I realized when I was writing Wednesday's post about instagram poets that it was exactly 20 years ago this summer  I published my very first poem on this crazy thing called the internets. It was actually two poems, though I'd have to dig to remember which ones since the journal, Poetry Midwest,  is long out of commission. Somewhere I have a binder where I printed all those early web published poems out to slip them into plastic sleeves and marvel at my genius. (I had a lot more free time in 2001). 

It was not technically my first published poem, having fallen into a couple vanity-ish anthologies and college lit mags previously, at least one subscriber's issue and one "legit" acceptance (Moon Journal, who published numerous poems in other issues and eventually my first chapbook.) But, of course, the internet was different.  Not only in the quickness of submission--acceptance--publication timelines, but also in reach.  For the first time, I felt like I could reach readers more immediately and directly. And indeed, I did.  It was the first time I would ever get kind notes from readers and other contributors in my inbox.  To be able to share the poem quickly with friends and family. (print journals were nice, but I only had a couple copies and the likelyhood of people in my non-poetry life buying issues/subscriptions not likely or possible.) I was so enamored, I not only started sending all my work to web journals, but decided to start my own.  Our first issue of wicked alice, which included a few poets I solicited and an essay by my sister on art she'd written for one of her classes, was small but lively.The audience grew, reverted to print,  and eventually became what we know as the dgp chapbook series. 

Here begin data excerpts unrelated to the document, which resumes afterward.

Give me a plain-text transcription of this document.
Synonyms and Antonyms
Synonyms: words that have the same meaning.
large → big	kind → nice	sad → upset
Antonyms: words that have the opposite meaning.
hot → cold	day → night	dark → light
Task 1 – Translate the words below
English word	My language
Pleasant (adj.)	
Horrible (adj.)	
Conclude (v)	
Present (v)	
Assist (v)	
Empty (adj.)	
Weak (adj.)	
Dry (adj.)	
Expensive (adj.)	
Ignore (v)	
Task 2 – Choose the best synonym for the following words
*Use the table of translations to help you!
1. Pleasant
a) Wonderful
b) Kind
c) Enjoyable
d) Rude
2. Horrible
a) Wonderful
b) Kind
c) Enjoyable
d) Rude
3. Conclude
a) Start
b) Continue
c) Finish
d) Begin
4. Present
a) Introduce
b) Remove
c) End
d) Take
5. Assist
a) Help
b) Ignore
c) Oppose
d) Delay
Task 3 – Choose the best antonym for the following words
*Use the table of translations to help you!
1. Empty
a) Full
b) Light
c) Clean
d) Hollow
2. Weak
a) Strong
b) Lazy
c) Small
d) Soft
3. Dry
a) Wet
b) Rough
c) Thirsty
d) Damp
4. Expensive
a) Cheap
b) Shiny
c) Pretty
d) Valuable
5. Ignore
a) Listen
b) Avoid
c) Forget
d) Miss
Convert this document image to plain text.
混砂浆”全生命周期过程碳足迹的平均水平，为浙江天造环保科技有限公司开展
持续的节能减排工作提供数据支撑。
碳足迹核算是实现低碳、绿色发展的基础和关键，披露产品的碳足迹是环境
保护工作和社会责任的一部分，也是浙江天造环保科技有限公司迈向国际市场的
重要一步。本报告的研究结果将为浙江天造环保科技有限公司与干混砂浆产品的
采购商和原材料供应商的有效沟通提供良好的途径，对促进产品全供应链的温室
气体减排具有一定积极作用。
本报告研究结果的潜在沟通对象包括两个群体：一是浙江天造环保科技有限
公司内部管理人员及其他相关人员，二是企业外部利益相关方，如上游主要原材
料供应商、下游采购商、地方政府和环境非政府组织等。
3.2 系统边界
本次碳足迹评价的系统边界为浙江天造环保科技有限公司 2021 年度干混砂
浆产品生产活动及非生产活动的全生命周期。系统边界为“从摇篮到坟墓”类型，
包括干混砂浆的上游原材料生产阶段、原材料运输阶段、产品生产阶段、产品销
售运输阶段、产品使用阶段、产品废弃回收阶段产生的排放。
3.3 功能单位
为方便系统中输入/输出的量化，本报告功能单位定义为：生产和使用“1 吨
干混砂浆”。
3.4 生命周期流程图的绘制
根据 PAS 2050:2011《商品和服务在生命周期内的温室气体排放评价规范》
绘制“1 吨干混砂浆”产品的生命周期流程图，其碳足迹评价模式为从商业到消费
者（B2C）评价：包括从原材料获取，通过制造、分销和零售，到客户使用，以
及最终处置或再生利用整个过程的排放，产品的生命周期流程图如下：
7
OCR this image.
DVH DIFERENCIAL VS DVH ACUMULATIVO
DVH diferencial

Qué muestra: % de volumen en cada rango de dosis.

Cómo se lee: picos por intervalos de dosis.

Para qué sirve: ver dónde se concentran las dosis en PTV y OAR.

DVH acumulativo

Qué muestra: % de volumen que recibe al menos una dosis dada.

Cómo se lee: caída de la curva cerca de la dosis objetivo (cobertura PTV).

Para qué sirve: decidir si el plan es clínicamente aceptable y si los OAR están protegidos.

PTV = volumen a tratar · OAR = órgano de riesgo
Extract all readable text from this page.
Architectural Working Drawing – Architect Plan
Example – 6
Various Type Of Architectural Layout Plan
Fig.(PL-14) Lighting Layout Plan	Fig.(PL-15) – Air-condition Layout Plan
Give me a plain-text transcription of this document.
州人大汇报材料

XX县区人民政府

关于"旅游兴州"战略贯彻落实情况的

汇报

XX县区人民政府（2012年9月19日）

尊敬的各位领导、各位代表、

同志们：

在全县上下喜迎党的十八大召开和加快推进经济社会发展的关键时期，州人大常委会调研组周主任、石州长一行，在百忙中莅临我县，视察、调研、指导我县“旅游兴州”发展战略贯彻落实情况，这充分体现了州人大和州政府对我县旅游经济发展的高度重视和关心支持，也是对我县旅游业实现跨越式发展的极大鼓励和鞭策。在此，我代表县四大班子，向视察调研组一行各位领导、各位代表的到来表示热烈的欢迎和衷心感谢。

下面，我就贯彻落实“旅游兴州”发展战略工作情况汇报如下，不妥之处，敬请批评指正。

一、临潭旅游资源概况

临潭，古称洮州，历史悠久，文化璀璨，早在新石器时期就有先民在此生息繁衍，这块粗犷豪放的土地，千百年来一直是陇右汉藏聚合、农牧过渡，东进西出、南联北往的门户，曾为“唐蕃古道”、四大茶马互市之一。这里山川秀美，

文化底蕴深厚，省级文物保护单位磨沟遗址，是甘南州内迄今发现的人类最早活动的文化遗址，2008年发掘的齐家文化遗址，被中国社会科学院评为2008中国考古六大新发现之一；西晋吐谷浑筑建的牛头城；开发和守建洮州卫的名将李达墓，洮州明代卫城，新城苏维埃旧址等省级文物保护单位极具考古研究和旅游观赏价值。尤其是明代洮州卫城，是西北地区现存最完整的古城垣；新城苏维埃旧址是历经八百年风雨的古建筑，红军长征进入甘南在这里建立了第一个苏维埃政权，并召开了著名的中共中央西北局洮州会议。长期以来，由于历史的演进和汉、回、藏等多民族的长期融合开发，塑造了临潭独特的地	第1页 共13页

It was not easy, though.  In 2001, so many poets poo-pooed the web and the doors it was opening up to reach readers.  When I tried to solicit poets for WA, the response was often that they didn't want to "waste" their good poems on internet publication.  I found most of my potential authors in discussion boards/ list servs  (later replaced by blogs). People who already spent a lot of time on the computer.  (I also just realized that many of the poets who said no are no longer writing or publishing (though I wouldn't know it...maybe their work is only in print journals few subscribe to.) I'm sure some have surrendered wholeheartedly to the beast, especially once budget strings closed up so many print publications completely or forced them to the web. I sometimes laugh hysterically when I see someone who once told me I was unwise for publishing on the web totally publishing madly  on the web. It's the best kind of self-care.  

I'd be the first to say that without the internets, I don't think I'd be a poet.  Or at least the poet I am.   Sometimes even publishing on a platform of millions feels like dropping a dime in the ocean.  Print culture would intensify that. I love me some of my fave print journals, and have been a part of many over the years, by submitting or solicitation, but I usually go for web publication in most circumstances when sending out new work.  It feels more immediate and far reaching. Like someone is actually reading and responding, which is really all writers want to feel.